School system favours pupils driven by worry and conscientiousness
24 January 2013
It is well known that children perform differently at school, but how can two children with the same IQ, similar home backgrounds and the same teacher get completely different grades? In a new thesis from Lund University in Sweden, psychologist Pia Rosander has successfully predicted secondary school pupils’ final grades based on their personality traits.
In one of three studies, Pia Rosander carried out personality tests on 200 pupils in southern Sweden when they entered upper secondary school at 16. Three years later, when they received their final grades, she was able to observe a strong link between personality and grades.
In personality psychology one talks of “the big five” – the five most common personality traits: openness, conscientiousness, extraversion, agreeableness and neuroticism. These qualities influence how a person behaves and are relatively stable qualities, which means that they do not change greatly over time or in different situations.
One of the traits is clearly associated with high grades: conscientiousness. Neuroticism, where pupils are driven by fear and worry, also led to high grades. Contrary to Pia Rosander’s hypothesis, openness, or intellectual curiosity, did not lead to high grades.
“We have a school system in Sweden that favours conscientious and fear-driven pupils”, says Pia Rosander. “It is not good for psychological well-being in the long term if fear is a driving force. It also prevents in-depth learning, which happens best among the open personality types who are driven by curiosity.”
Today’s school system therefore favours girls who are eager to please. Boys are more likely to have the personality types that area driven by interest and curiosity and do not benefit from the Swedish system of grades. For the girls, there was a link between high IQ and conscientiousness. Surprisingly, for boys, the opposite was the case – the conscientious boys often had a lower IQ than those who were less conscientious.
“Greater conscientiousness, i.e. getting things done, arriving on time, etc. may be a way for boys to compensate for a lower IQ”, says Pia Rosander, who thinks her results should make teachers reflect on the grounds used to set grades.
Other surprising results from the study are that introverted personality types get higher grades than extroverted types. Pia Rosander assumes this is because extroverted personality types have so many other things to focus on that they have difficulty making time for school work.

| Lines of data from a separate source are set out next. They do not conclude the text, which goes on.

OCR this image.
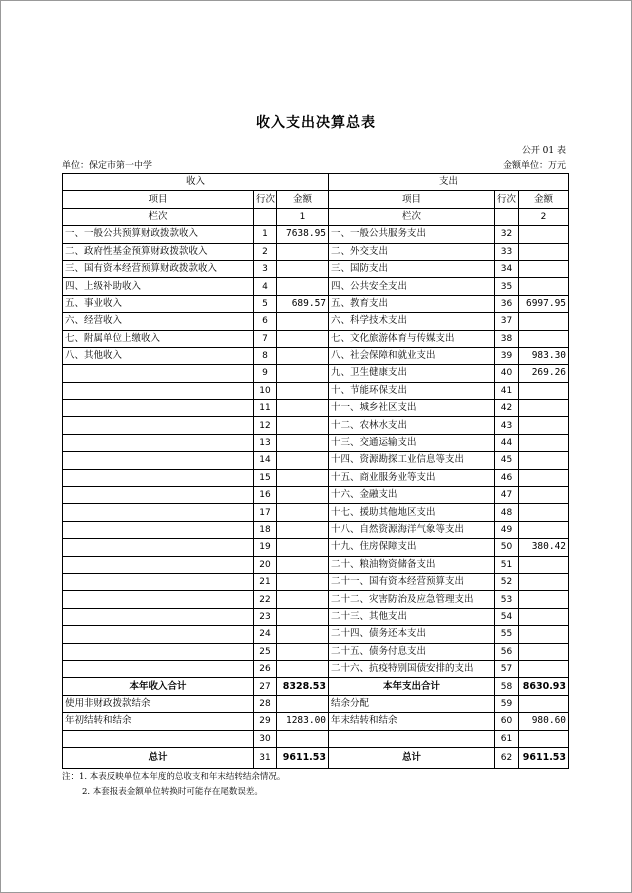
收入支出决算总表
公开 01 表
单位：保定市第一中学	金额单位：万元
收入			支出		
项目	行次	金额	项目	行次	金额
栏次		1	栏次		2
一、一般公共预算财政拨款收入	1	7638.95	一、一般公共服务支出	32	
二、政府性基金预算财政拨款收入	2		二、外交支出	33	
三、国有资本经营预算财政拨款收入	3		三、国防支出	34	
四、上级补助收入	4		四、公共安全支出	35	
五、事业收入	5	689.57	五、教育支出	36	6997.95
六、经营收入	6		六、科学技术支出	37	
七、附属单位上缴收入	7		七、文化旅游体育与传媒支出	38	
八、其他收入	8		八、社会保障和就业支出	39	983.30
	9		九、卫生健康支出	40	269.26
	10		十、节能环保支出	41	
	11		十一、城乡社区支出	42	
	12		十二、农林水支出	43	
	13		十三、交通运输支出	44	
	14		十四、资源勘探工业信息等支出	45	
	15		十五、商业服务业等支出	46	
	16		十六、金融支出	47	
	17		十七、援助其他地区支出	48	
	18		十八、自然资源海洋气象等支出	49	
	19		十九、住房保障支出	50	380.42
	20		二十、粮油物资储备支出	51	
	21		二十一、国有资本经营预算支出	52	
	22		二十二、灾害防治及应急管理支出	53	
	23		二十三、其他支出	54	
	24		二十四、债务还本支出	55	
	25		二十五、债务付息支出	56	
	26		二十六、抗疫特别国债安排的支出	57	
本年收入合计	27	8328.53	本年支出合计	58	8630.93
使用非财政拨款结余	28		结余分配	59	
年初结转和结余	29	1283.00	年末结转和结余	60	980.60
	30			61	
总计	31	9611.53	总计	62	9611.53
注：1. 本表反映单位本年度的总收支和年末结转结余情况。
2. 本套报表金额单位转换时可能存在尾数误差。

“My studies clearly show that the school system needs to be more individualised”, says Pia Rosander. “How else can we support talented pupils with the ‘wrong’ personality type, those we call under-performers, who are capable but lack the ability to plan their school work, for example?”
In Pia Rosander’s view, school teachers must realise that personality is something that neither pupils nor teachers and parents can influence. She believes that telling careless pupils off and instructing them to get their act together doesn’t help. Instead, such pupils must be given help with structure and study techniques.
Pia Rosander, a lecturer at Kristianstad University, will defend her thesis at Lund University on Friday, 25 January. The thesis is entitled The importance of personality; IQ and learning approaches: Predicting academic performance. She has also published her research in the following international journals:
Rosander, P., Bäckström, M. & Stenberg, G. (2011). Personality traits and general intelligence as predictors of academic performance: A structural equation modeling approach. Learning and Individual Differences, 21, 590-596.
Rosander, P. & Bäckström, M. (2012). The unique contribution of learning approaches to academic performance, after controlling for IQ and personality: Are there gender differences? Learning and Individual Differences, 22, 820–826.